Ege eline Kurtuluş Savaşı'nı anlatan kalın bir ansiklopedi aldı ve sandalyesine oturdu. Bende o kalın ansiklopedinin ikimizede yeteceğini düşünerek kitaplara bakmadan oturdum. Çünkü bu tozdan isimleri okunmayan kitaplara dokunmak istememiştim.-"Sanırım ikimiz içinde yeterli." diyerek gülümsedim.
Ege gülümseyerek;
-"Bakalım Mila..." dedi ve ansiklopedinin kapağını açtı.
Birden telefonuma mesaj geldi.
Lidya yollamıştı. 'Kütüphanedesiniz değil mi hayatım? Bende geliyorum' yazmıştı. 'Gel canım' yazdım ve telefonu masanın üzerine bıraktım.Ege'ye döndüm.
-"Lidya geliyor" dedim.
-"Amaan Allah'ım baştan söyleyeyim kendi araştırmasını kendi yapar."
Bende gülerek;
-"Tamam kendisi yapar" diye onayladım.
Biz Ansiklopediye dalmıştık. Lidya'da gelmişti.
-"Hoşgeldin Lidya" dedim.
Kısık sesle;
-"Selam gençler" dedi.
Lidya'nın o kulakları yırtan sesi ancak kütüphanede bu kadar kısık ve tatlı çıkıyor diye düşündüm.
-"Tatlım şu dün izlediğim program, söylenenler aklımdan çıkmıyor bir türlü."
Ege başını kaldırarak;
-"Lidya gördüğün gibi ödev yapmaya çalışıyoruz. Konuşarak engel olmak için mi geldin?" diyerek sert bir tepki gösterdi.
-"Tamam tamaaam dinleseniz şaşardım."
Hemen gergin havayı bozmak için araya girdim.
-"Tamam Lidya biraz araştırma yapalım anlatırsın." dedim.
Not kağıtlarımızı çıkardık ve üç saat süren bir grup çalışmasından sonra ödevimiz için uygun araştırmayı yaptık.
Lidya başını masaya koymuş ve gözleri kapalı mırıldanıyordu.-"Bittim ben, çok uykum var" dedi.
Bende kitapları ve eşyalarımızı topladıktan sonra Lidya'nın çantasınıda topladım ve ona dönerek;
-"Hadi kalk Lidya ne yazıkki burası kütüphane." dedim.
Lidya kalktı ve yürümeye başladı.
Ege gülümsedi.
-"Hadi şu izlediğin programı anlat bakalım." dedi.Lidya'nın uykulu gözleri birden açıldı ve büyüdü. Merdivenlerden inerken anlatmaya başladı.

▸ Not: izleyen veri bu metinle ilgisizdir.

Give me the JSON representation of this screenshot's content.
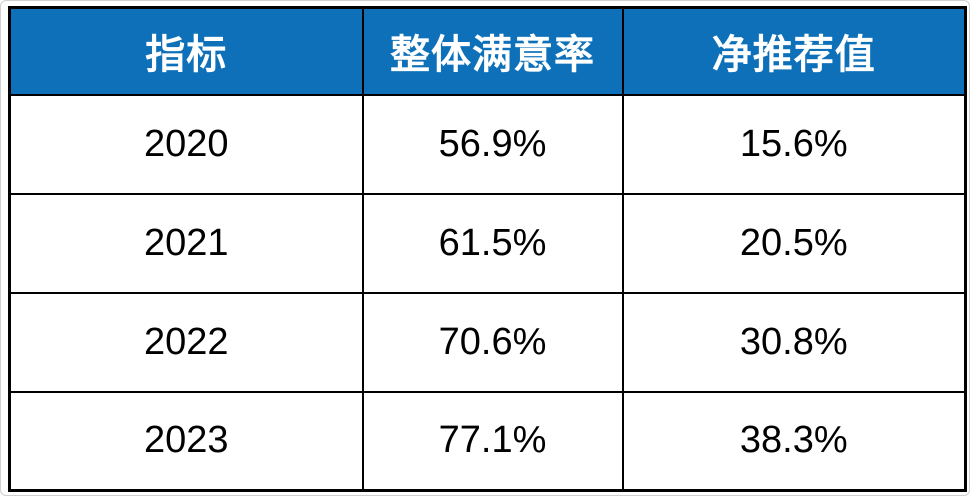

-"Dün Evren diye bir programa baktım. Oradaki profesör Ethem Soydan Uzay ve Uzaylılardan söz etti. Onlarında bizim gibi insan olduklarını ve teknolojilerinin bizden çok çok ileride olabileceği, hatta bizim dikkatimizi çekmeden bizi gözlediklerini, teknolojilerinin bu kadar gelişmiş olabileceğinden bahsetti. Buraya kadar inanın bende televizyona aptalca ve boş bakıyordum. Ama şu çok eski zamanlarda ilk insanların mağara duvarlarına çizmiş oldukları son teknoloji astronot elbiseleri, son moda spor ayakkabı resimleri çok tuhaf ve ürpertici.
Ethem Soydan'a göre başka bir gezegenden ya da gelecekten o zamana yani o resimlerin çizildiği tarihlere birilerinin gitmiş olması. Zamanın birbirine geçmesi. Yani şuan bizden yüz yıl ileride ya da geride hatta yüzbin yıl ileride ve yüzbin yıl geride yaşamış olan bir insan, canlı ya da ne bileyim varlığın bu güne gelebilme şansı var."Ege şaşkın bir ses tonu ile;
-"Nasıl yani? Işınlanma gibi birşey mi?"
-"Yani senin anlayabileceğin dilde evet Ege öyle" dedi.